Pendant quelques instants ils contemplèrent sans mot dire les quelques pilules grises qui roulaient çà et là sur le fond de la boîte. Un remède... préparé par quelque homme repu de science en des pays lointains... Le même respect troublé les courbait qu'inspire aux Indiens la décoction d'herbes cueillies par une nuit de pleine lune, au-dessus de laquelle le guérisseur de la tribu a récité les formules magiques.

Maria questionna d'une voix hésitante:

—C'est-il bien aux rognons qu'elle a mal, seulement?

—D'après ce que Tit'Bé m'avait dit, j'avais pensé que c'était ça.

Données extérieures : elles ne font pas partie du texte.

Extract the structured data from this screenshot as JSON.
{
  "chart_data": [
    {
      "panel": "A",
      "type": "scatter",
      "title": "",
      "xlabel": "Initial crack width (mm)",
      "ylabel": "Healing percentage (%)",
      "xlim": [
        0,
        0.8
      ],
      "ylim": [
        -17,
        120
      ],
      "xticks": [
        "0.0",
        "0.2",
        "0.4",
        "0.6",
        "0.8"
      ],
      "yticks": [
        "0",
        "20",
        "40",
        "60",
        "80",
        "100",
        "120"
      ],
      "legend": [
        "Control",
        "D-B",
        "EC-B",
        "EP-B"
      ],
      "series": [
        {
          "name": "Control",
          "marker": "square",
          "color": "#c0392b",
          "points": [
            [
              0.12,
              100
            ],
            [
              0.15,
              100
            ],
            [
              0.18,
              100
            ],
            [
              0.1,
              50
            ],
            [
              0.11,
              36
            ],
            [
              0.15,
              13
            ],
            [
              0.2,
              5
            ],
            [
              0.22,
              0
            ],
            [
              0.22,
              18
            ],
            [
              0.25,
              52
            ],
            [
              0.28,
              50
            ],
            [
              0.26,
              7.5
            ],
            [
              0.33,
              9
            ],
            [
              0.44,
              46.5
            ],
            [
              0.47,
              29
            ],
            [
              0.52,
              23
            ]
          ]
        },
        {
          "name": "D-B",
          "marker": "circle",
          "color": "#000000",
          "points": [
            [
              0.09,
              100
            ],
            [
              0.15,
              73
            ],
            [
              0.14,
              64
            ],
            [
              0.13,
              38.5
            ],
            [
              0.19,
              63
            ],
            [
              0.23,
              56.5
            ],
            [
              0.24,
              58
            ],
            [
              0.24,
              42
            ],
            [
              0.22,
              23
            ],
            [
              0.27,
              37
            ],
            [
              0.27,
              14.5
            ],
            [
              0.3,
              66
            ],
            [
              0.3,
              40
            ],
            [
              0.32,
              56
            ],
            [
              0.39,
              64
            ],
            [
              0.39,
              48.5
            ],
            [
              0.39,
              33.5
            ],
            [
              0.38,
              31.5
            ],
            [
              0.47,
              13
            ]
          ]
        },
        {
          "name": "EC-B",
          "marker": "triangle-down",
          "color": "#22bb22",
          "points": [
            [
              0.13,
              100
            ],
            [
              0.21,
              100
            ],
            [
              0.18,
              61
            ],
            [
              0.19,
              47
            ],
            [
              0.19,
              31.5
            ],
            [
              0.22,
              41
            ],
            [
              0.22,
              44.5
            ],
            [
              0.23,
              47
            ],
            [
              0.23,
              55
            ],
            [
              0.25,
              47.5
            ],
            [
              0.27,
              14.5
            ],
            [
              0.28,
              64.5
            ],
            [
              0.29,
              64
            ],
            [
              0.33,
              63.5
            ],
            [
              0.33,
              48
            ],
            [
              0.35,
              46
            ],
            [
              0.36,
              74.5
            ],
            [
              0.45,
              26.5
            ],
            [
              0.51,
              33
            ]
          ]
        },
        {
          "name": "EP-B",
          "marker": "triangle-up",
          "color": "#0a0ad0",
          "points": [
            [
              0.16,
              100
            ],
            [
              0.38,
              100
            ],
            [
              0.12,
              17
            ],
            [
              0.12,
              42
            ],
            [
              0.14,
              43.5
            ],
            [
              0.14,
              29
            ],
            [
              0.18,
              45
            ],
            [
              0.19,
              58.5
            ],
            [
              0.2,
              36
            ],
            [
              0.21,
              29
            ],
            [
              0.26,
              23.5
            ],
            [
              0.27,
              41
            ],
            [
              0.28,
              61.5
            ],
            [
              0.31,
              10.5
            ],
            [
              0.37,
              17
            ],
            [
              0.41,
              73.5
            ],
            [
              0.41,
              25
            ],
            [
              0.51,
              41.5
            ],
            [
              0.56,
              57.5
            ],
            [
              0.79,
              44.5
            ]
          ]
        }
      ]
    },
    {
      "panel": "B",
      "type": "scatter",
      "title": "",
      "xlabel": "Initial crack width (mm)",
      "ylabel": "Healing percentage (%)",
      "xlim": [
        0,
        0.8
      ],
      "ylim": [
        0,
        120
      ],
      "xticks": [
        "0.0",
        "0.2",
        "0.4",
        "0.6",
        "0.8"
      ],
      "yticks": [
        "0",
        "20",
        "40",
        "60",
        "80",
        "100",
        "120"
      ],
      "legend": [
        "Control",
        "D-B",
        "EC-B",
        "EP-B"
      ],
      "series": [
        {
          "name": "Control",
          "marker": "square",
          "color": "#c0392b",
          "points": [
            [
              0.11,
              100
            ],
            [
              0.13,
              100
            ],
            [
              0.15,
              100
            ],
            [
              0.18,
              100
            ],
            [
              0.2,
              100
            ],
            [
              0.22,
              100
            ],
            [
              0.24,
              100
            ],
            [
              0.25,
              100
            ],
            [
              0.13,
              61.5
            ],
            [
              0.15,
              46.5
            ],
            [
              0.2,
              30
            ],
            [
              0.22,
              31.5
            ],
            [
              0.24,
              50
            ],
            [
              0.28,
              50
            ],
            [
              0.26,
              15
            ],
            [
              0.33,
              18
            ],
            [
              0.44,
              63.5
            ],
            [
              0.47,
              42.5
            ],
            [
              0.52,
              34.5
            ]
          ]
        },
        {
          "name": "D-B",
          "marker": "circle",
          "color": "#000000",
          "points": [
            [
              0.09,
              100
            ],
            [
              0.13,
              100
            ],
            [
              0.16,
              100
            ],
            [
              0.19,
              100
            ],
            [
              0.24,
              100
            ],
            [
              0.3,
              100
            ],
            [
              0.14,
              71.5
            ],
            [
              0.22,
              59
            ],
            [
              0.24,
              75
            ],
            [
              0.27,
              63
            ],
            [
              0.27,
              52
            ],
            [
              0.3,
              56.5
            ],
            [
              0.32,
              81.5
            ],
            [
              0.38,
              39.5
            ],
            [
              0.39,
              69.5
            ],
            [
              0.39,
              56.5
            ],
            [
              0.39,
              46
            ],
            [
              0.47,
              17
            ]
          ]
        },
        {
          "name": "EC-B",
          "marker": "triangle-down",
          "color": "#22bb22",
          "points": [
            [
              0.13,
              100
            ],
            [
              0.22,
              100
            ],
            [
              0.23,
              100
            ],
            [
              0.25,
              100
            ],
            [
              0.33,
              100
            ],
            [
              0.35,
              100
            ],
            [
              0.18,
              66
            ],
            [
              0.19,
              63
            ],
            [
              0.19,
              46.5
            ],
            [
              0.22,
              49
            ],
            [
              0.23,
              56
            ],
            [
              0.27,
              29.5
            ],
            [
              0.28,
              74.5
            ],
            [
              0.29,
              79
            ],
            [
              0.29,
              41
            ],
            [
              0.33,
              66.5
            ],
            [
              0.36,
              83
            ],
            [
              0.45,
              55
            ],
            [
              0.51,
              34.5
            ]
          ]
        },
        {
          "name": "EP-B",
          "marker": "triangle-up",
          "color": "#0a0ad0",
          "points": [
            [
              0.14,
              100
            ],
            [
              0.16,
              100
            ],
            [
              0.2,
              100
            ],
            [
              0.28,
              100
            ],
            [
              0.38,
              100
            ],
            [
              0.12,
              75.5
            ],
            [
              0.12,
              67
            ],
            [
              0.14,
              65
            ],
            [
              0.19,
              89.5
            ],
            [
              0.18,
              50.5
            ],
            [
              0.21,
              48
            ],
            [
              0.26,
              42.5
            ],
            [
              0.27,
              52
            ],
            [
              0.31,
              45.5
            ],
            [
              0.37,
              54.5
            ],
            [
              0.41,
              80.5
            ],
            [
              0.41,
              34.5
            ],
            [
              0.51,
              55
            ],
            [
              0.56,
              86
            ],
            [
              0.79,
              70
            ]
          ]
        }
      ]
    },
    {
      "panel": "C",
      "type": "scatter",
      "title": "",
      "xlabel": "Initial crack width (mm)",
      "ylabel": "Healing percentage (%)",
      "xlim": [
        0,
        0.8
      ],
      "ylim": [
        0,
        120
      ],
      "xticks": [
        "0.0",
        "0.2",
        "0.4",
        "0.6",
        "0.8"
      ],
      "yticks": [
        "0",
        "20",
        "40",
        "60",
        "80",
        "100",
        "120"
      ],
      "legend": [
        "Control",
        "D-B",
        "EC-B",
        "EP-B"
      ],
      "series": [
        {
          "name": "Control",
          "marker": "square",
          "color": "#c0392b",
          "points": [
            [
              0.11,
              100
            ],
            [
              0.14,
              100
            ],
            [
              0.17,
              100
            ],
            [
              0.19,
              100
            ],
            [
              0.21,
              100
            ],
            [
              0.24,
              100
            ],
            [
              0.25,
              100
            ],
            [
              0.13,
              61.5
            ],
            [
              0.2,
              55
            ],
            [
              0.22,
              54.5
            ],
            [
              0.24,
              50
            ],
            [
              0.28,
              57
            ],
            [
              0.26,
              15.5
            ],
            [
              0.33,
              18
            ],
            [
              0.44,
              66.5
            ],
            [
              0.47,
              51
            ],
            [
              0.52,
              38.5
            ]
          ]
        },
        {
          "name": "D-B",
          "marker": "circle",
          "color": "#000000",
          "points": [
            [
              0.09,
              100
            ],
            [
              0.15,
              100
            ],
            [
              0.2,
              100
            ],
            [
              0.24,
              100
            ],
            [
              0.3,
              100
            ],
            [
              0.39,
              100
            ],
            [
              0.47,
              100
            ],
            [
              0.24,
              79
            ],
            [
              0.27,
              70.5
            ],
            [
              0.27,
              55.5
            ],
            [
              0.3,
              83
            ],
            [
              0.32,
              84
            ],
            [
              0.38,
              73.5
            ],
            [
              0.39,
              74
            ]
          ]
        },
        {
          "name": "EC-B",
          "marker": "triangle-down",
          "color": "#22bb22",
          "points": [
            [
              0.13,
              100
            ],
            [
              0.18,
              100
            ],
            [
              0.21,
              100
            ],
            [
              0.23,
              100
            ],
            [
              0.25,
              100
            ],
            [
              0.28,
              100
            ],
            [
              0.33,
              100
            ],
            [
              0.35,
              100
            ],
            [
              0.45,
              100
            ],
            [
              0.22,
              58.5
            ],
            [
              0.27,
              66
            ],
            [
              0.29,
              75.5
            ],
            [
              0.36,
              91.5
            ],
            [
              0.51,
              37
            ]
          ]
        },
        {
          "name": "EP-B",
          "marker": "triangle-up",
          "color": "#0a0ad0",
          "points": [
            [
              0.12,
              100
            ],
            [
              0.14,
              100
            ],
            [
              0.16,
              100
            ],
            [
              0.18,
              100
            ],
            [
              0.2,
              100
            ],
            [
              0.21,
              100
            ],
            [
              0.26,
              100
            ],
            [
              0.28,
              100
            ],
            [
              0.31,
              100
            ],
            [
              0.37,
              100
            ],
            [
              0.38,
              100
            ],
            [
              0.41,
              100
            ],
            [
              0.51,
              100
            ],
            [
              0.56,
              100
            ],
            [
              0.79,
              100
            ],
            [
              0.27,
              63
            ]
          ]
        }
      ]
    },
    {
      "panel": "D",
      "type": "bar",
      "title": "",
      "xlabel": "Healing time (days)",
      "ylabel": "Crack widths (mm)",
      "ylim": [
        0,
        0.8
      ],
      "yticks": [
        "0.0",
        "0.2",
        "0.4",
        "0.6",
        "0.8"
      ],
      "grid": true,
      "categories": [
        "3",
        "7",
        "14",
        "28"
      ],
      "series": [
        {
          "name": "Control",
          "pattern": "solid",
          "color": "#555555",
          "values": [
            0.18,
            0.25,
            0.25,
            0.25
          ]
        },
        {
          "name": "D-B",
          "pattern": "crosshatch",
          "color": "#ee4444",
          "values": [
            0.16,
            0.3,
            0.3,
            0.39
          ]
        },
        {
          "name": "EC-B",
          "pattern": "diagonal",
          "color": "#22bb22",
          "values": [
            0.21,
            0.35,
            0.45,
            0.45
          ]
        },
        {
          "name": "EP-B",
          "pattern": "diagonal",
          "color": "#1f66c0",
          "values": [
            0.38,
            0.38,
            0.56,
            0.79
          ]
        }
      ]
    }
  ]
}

Le père Chapdelaine fit un geste évasif.

—Elle s'est forcée en levant la poche de fleur, qu'elle dit, et maintenant voilà qu'elle a mal dans tout le corps. On ne peut pas savoir...

—La gazette qui partait de ce remède-là, reprit Eutrope Gagnon, disait comme ça que quand le monde tombait malade et pâtissait, c'était à cause des rognons, toujours; et pour les rognons ces pilules-là, c'est extra. La gazette le disait, et mon frère aussi.

—Quand même ça ne serait pas pour ce mal-là tout à fait, dit Tit'Bé d'un air de respect, c'est un remède de toujours...

—Elle pâtit, c'est sûr: on ne peut pas la laisser comme ça.